Боль в левом виске стала такой сильной, что он закрыл глаза и почти провалился куда-то. В наступившей темноте поплыли испуганные возгласы лилового, оранжевого и желтого цвета. На самом дне мозга вдруг выскочила мысль, что проклятая голова сейчас не выдержит и отвалится. Тогда ему придется сделать что-нибудь на манер Копельбаума. Встать, взять голову под мышку, раскланяться и уйти. Виртуальная реальность.

Появились двое с носилками. Старуху положили на носилки, набросили на нее белую простыню, быстро записали что-то и понесли. Старик побежал следом. Копельбаум широким движением левой руки усадил взволнованную публику.

– Все будет хорошо, – сказал он. – Я чувствую, что все будет хорошо. Я улечу сейчас, и мы расстанемся с вами. А потом я стану таким же, как все, как вы все, – он улыбнулся, – и поеду к маме, чтобы быть с ней рядом.

Флейты уже не было слышно. Свет потоками набегал на задумчивого колдуна в золотом плаще. Этот золотой плащ своим блеском почему-то усиливал мигрень. Копельбаум приподнялся на носках и вдруг мягко взмыл под самый потолок. Все ахнули. Он описал круг и, взмахнув рукавами, исчез из поля зрения.

Зрители расходились в недоуменном восхищении.

Он брел по улице, сжимая опостылевшую голову обеими руками.

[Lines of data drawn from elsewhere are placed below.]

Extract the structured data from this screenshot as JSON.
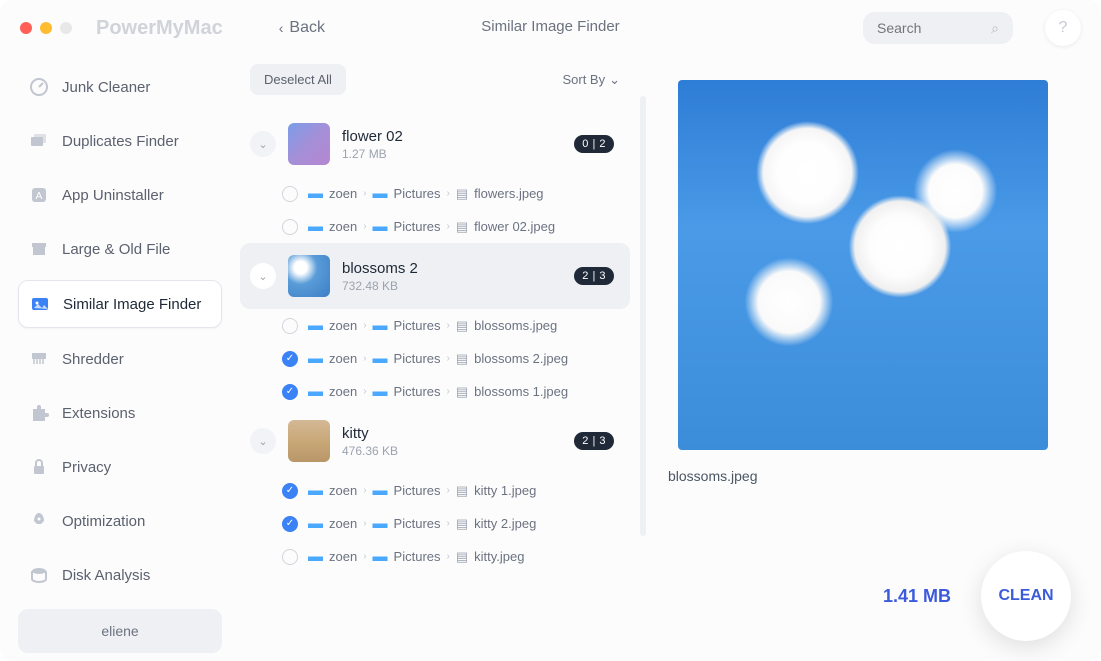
{
  "app_name": "PowerMyMac",
  "back_label": "Back",
  "page_title": "Similar Image Finder",
  "search_placeholder": "Search",
  "sidebar": {
    "items": [
      {
        "label": "Junk Cleaner"
      },
      {
        "label": "Duplicates Finder"
      },
      {
        "label": "App Uninstaller"
      },
      {
        "label": "Large & Old File"
      },
      {
        "label": "Similar Image Finder"
      },
      {
        "label": "Shredder"
      },
      {
        "label": "Extensions"
      },
      {
        "label": "Privacy"
      },
      {
        "label": "Optimization"
      },
      {
        "label": "Disk Analysis"
      }
    ],
    "user": "eliene"
  },
  "list": {
    "deselect_label": "Deselect All",
    "sortby_label": "Sort By",
    "groups": [
      {
        "name": "flower 02",
        "size": "1.27 MB",
        "badge": "0 | 2",
        "files": [
          {
            "checked": false,
            "path": [
              "zoen",
              "Pictures"
            ],
            "filename": "flowers.jpeg"
          },
          {
            "checked": false,
            "path": [
              "zoen",
              "Pictures"
            ],
            "filename": "flower 02.jpeg"
          }
        ]
      },
      {
        "name": "blossoms 2",
        "size": "732.48 KB",
        "badge": "2 | 3",
        "files": [
          {
            "checked": false,
            "path": [
              "zoen",
              "Pictures"
            ],
            "filename": "blossoms.jpeg"
          },
          {
            "checked": true,
            "path": [
              "zoen",
              "Pictures"
            ],
            "filename": "blossoms 2.jpeg"
          },
          {
            "checked": true,
            "path": [
              "zoen",
              "Pictures"
            ],
            "filename": "blossoms 1.jpeg"
          }
        ]
      },
      {
        "name": "kitty",
        "size": "476.36 KB",
        "badge": "2 | 3",
        "files": [
          {
            "checked": true,
            "path": [
              "zoen",
              "Pictures"
            ],
            "filename": "kitty 1.jpeg"
          },
          {
            "checked": true,
            "path": [
              "zoen",
              "Pictures"
            ],
            "filename": "kitty 2.jpeg"
          },
          {
            "checked": false,
            "path": [
              "zoen",
              "Pictures"
            ],
            "filename": "kitty.jpeg"
          }
        ]
      }
    ]
  },
  "preview": {
    "filename": "blossoms.jpeg"
  },
  "footer": {
    "total_size": "1.41 MB",
    "clean_label": "CLEAN"
  }
}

Старуха, скорее всего, умерла. Он чувствовал, что ее уже нет. Старик сошел с ума от горя. Копельбаум взял их на роль родителей, потому что они напоминали героев рождественской сказки. Белые кудри и кукольные лица подходили к его золотому плащу, снегу и звукам флейты. Этот парень хорошо чувствует законы театра. У волшебника должны быть реальные родители со сказочным обликом. Теперь они умерли, придется искать других. Вдруг он остановился. А что, если других таких больше нет? Других нет и не будет, а эти только что умерли?

Холодный пот выступил у него на лбу. Раз ты уехала и бросила меня, то смогу ли я заменить тебя другой женщиной, а нашу с тобой жизнь – другой жизнью?

Проходящие начали со всех сторон толкать и задевать его, так как улица была узенькой, а толпа, хлынувшая с Копельбаума, не желала терять даром ни секунды своего праздничного времени.

Итак, ты уехала, а я остался, и мне нужно жить без тебя. Смогу ли я? Нет, не смогу. Я начну ездить по Европе, читать лекции и писать книги, но меня больше не будет. Этот «кто-то» буду уже не я.

Его затошнило. Казалось, что трещавшая от боли голова держится на нем косо, как плохо насаженная звезда на рождественской елке. Он свернул в маленькую боковую улицу. Перед глазами выросла бензоколонка с развернутым плакатом: «Заправка по самым низким ценам и… бесплатный аспирин!»